As reported yesterday, one of my self-hosted WordPress sites, http://www.QueenOfKludge.com fell victim to a virus attack. The virus infected all of the .php files residing on the host server. (GoDaddy in my case). The site has now been rebuilt using Active Rain posts imported with Jeff Turner's excellent Import Active Rain Posts plugin.
I highly recommend visiting the WPSecurityLock blog http://www.wpsecuritylock.com/blog/ and reading all of the blog posts about this recent wave of attacks.
I got WPSecurityLock's eBook, too, which contains a lot of good information.
Here are a few more links with information about Losotrana:
http://lorelle.wordpress.com/2009/09/04/old-wordpress-versions-under-attack/
http://mashable.com/2009/09/05/wordpress-attack/
(These articles mention older versions of WordPress -- but Queen was running 2.9.2 !!)
Please don't think I am dropping any of my self-hosted WordPress sites. I am not. And I am not moving off GoDaddy either (that would involve WAY too much time and effort right now) :-).
I am going to implement some of the security suggestions in the WPSecurityLock eBook.
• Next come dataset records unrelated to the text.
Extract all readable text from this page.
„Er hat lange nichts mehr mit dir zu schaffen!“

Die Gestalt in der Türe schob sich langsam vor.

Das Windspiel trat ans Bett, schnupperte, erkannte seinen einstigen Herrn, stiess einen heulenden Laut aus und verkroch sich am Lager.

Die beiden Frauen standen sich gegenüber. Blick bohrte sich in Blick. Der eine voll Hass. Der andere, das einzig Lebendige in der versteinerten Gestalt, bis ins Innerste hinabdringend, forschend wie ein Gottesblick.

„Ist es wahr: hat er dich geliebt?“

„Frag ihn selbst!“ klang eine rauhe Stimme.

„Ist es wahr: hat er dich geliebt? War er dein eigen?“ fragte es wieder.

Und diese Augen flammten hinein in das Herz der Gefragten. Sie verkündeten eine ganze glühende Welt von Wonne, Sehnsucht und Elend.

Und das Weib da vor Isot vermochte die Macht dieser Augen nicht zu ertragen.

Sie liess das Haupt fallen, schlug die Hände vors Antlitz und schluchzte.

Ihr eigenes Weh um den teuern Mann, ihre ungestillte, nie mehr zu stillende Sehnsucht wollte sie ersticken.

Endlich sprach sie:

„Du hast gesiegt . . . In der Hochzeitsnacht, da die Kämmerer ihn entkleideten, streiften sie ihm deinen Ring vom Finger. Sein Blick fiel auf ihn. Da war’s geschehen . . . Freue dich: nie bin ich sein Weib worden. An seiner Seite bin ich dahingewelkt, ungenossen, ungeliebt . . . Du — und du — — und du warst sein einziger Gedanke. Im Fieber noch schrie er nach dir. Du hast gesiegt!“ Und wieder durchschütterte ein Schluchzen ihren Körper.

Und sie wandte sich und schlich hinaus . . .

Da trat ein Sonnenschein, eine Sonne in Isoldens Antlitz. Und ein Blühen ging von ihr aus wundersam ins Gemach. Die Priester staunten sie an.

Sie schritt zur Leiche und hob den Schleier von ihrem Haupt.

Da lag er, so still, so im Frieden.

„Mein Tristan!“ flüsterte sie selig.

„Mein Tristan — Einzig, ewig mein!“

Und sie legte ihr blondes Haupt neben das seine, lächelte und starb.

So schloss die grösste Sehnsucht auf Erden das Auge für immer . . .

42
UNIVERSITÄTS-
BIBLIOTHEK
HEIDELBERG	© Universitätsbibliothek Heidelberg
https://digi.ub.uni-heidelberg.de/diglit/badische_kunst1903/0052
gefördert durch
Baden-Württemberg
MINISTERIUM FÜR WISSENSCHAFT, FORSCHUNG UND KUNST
Cheryl, so sorry to hear that. I have several dozen sites on Go Daddy. I think i should make a backup copy from time to time. good reminder.
Bryan,
Here are a few items on my battle plan: Download copies of all customized themes and plugins... Export all posts to a backup file once or twice a week ...
And check out this plugin: http://wordpress.org/extend/plugins/antivirus/
Yes, Even if godaddy hosts the site, it is a good idea to back up weekly. I attempt to remember to do it every Friday.